Suppose $X$ is infinite and $A$ is a finite subset of $X$. Then $X$ and $X\setminus A$ are equinumerous
My attempt:
Lemma 1: If $A$ is finite and $B$ is countably infinite, then $A\cup B$ is countably infinite.
Lemma 2: If $X$ is infinite and $A$ is finite, then $X\setminus A$ is infinite.
Lemma 3: If $Y$ is infinite, then there exists $B\subsetneq Y$ such that $B$ is countably infinite. (Here we assume Axiom of Countable Choice)
Since $X$ is infinite and $A$ is finite, then $X\setminus A$ is infinite by Lemma 2.
Since $X\setminus A$ is infinite, there exists $B\subsetneq X\setminus A$ such that $B \sim \Bbb N$ by Lemma 3.
Since $A$ is finite and $B$ is countably infinite, then $A\cup B \sim \Bbb N$ by Lemma 1.

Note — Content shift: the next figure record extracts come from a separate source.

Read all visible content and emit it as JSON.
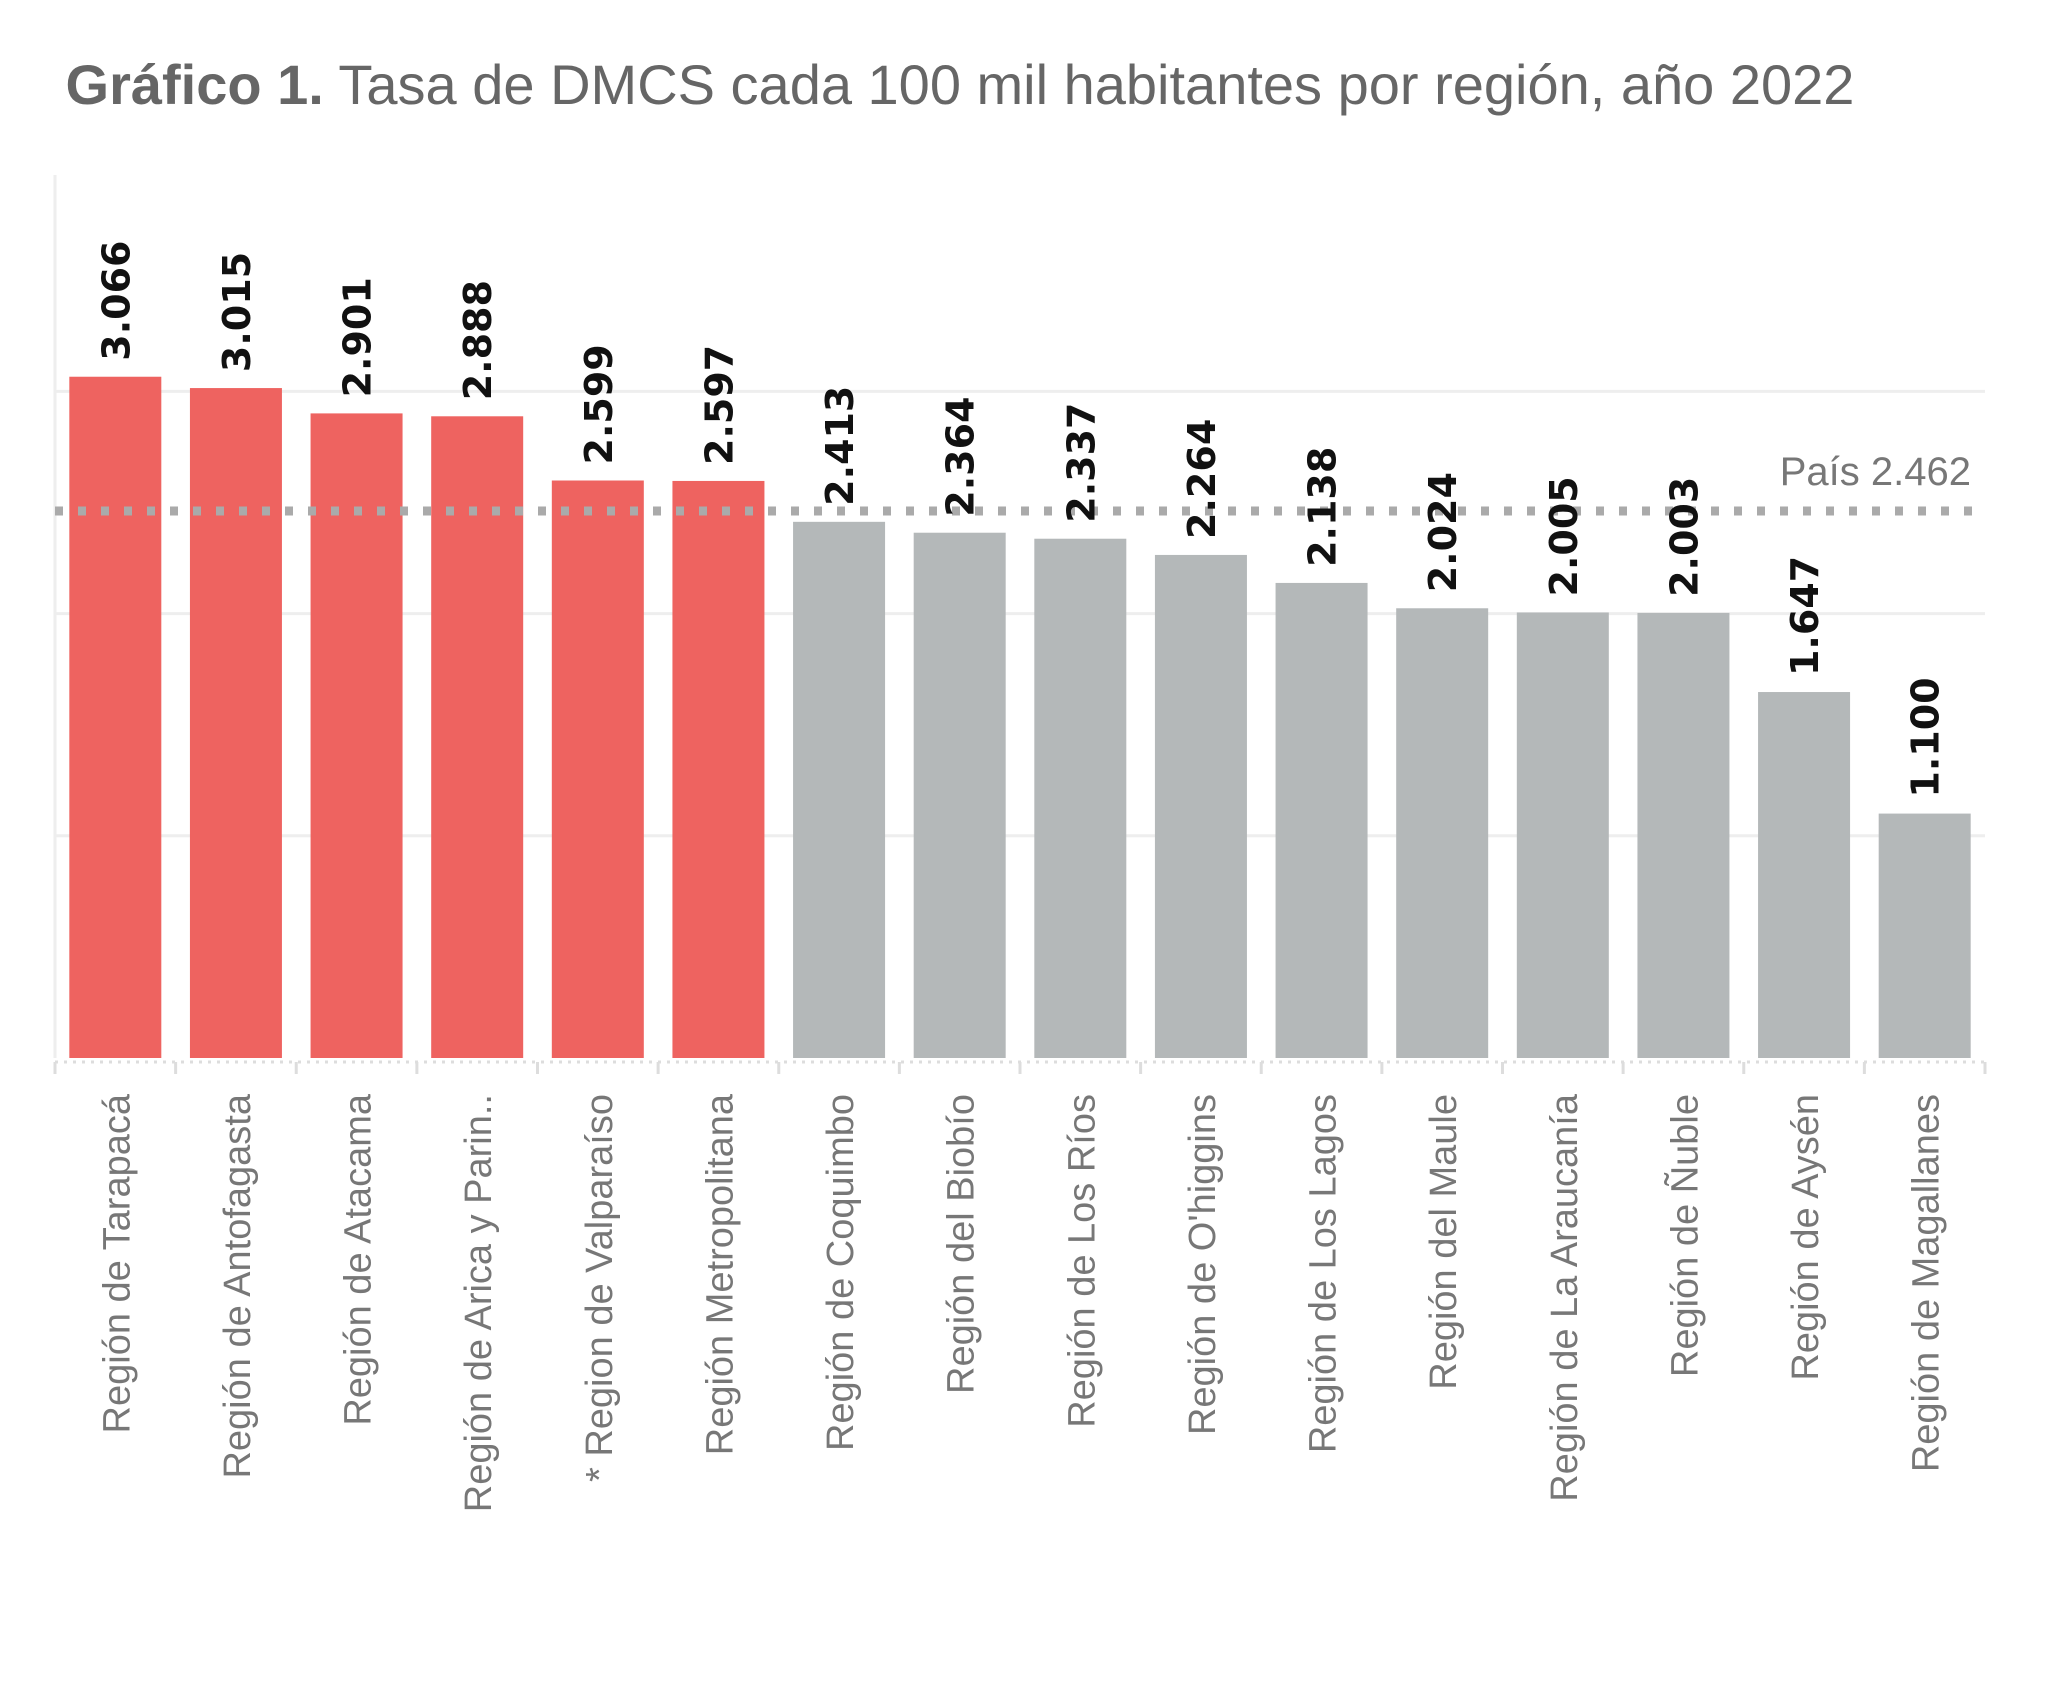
{
  "title": {
    "bold": "Gráfico 1.",
    "text": "Tasa de DMCS cada 100 mil habitantes por región, año 2022"
  },
  "colors": {
    "highlight": "#EE6360",
    "default": "#B4B8B9",
    "reference": "#AAAAAA",
    "grid": "#EEEEEE"
  },
  "chart_data": {
    "type": "bar",
    "title": "Tasa de DMCS cada 100 mil habitantes por región, año 2022",
    "xlabel": "",
    "ylabel": "",
    "ylim": [
      0,
      3000
    ],
    "grid": true,
    "y_gridlines": [
      1000,
      2000,
      3000
    ],
    "categories": [
      "Región de Tarapacá",
      "Región de Antofagasta",
      "Región de Atacama",
      "Región de Arica y Parin..",
      "* Region de Valparaíso",
      "Región Metropolitana",
      "Región de Coquimbo",
      "Región del Biobío",
      "Región de Los Ríos",
      "Región de O'higgins",
      "Región de Los Lagos",
      "Región del Maule",
      "Región de La Araucanía",
      "Región de Ñuble",
      "Región de Aysén",
      "Región de Magallanes"
    ],
    "values": [
      3066,
      3015,
      2901,
      2888,
      2599,
      2597,
      2413,
      2364,
      2337,
      2264,
      2138,
      2024,
      2005,
      2003,
      1647,
      1100
    ],
    "value_labels": [
      "3.066",
      "3.015",
      "2.901",
      "2.888",
      "2.599",
      "2.597",
      "2.413",
      "2.364",
      "2.337",
      "2.264",
      "2.138",
      "2.024",
      "2.005",
      "2.003",
      "1.647",
      "1.100"
    ],
    "highlighted": [
      true,
      true,
      true,
      true,
      true,
      true,
      false,
      false,
      false,
      false,
      false,
      false,
      false,
      false,
      false,
      false
    ],
    "reference_line": {
      "value": 2462,
      "label": "País 2.462"
    }
  }
}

Since $B \sim \Bbb N$ and $A\cup B \sim \Bbb N$, $B \sim A\cup B$ and thus there exists an bijection $f_1:B \to A\cup B$.
Let $f_2:(X\setminus A)\setminus B \to (X\setminus A)\setminus B$ be the identity map on $(X\setminus A)\setminus B$. Then $f_2$ is a bijection.
We define $f:X\setminus A \to X$ by $f(x)=f_2(x)$ for all $x \in (X\setminus A)\setminus B$ and $f(x)=f_1(x)$ for all $x \in B$. Thus $f$ is a bijection.
Hence $X\setminus A \sim X$.
Does this proof look fine or contain gaps? Do you have suggestions? Many thanks for your dedicated help!